DEAR HARRIETTE: I need some help addressing the topic of peer pressure. I'm a single mom, and I toil to raise my child to be grounded and to love the Lord. At my daughter's school, a classmate asked her to smoke a cigarette, and my daughter refused. She then went to tell her teacher. Over dinner, my daughter told me what happened, and I was proud that she said no.
My daughter is 13 years old, and she is a good girl. I know I will not be able to see her every move when I'm not around, but I want to make sure she does not succumb to peer pressure. -- Concerned Mom, St. Louis
DEAR CONCERNED MOM: You are on the right track, and your daughter just put an exclamation mark on it!
Your job is to give your child the tools to make good decisions when you aren't around, by thinking through any situation and considering the pros and cons. This doesn't mean that she will always make the same decisions you would make.
At this stage in her life, she should have a fairly clear view of how she would respond in different situations, based on all that she has been taught and has experienced. But you still have time to correct her course, if needed. Continue to present to her a variety of challenges that she may encounter, and ask how she might respond. This type of exercise is most helpful if you can actively listen rather than simply tell her what to do. You want to learn how she thinks. Remind her that just because others make different choices doesn't mean that she needs to follow them.
I teach my daughter, who is 8, that every family has its rules and ways of living. We don't need to evaluate or judge their rules. Our role is to follow our own guidelines because they empower us.
Continue to empower your daughter. You are doing a great job!
DEAR HARRIETTE: I'm a manager with a financial company, and I need some help encouraging my team. We just finished our busiest time of the year, and our department did not reach the sales goals that were set for us. My team members are now showing a lack of interest in coming to work, and I need to find a way to lift their spirits. I have a great team, and we work in the most challenging department of the company. I need help. -- Frustrated Manager, Jersey City, N.J.

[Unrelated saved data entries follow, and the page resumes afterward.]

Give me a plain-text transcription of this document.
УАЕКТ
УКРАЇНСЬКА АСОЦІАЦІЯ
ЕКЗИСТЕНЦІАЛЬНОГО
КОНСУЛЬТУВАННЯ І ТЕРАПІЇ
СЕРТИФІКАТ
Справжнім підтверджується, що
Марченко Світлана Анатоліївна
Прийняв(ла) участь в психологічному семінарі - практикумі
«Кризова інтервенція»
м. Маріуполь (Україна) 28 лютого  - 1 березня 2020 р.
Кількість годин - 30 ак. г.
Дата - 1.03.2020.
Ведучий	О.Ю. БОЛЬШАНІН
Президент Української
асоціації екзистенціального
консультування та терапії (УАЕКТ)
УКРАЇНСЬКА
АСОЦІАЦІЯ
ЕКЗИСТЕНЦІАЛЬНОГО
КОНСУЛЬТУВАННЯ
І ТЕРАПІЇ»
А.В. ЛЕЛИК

DEAR FRUSTRATED MANAGER: Especially in a down period, it is important for leaders to find ways to show their teams their potential. Do the analysis and let your team know that success is around the corner. Remind team members that the opportunity is before them to make record sales. Encourage them constantly. Create activities that show you care about them and provide incentives, if you can, to make success more appealing.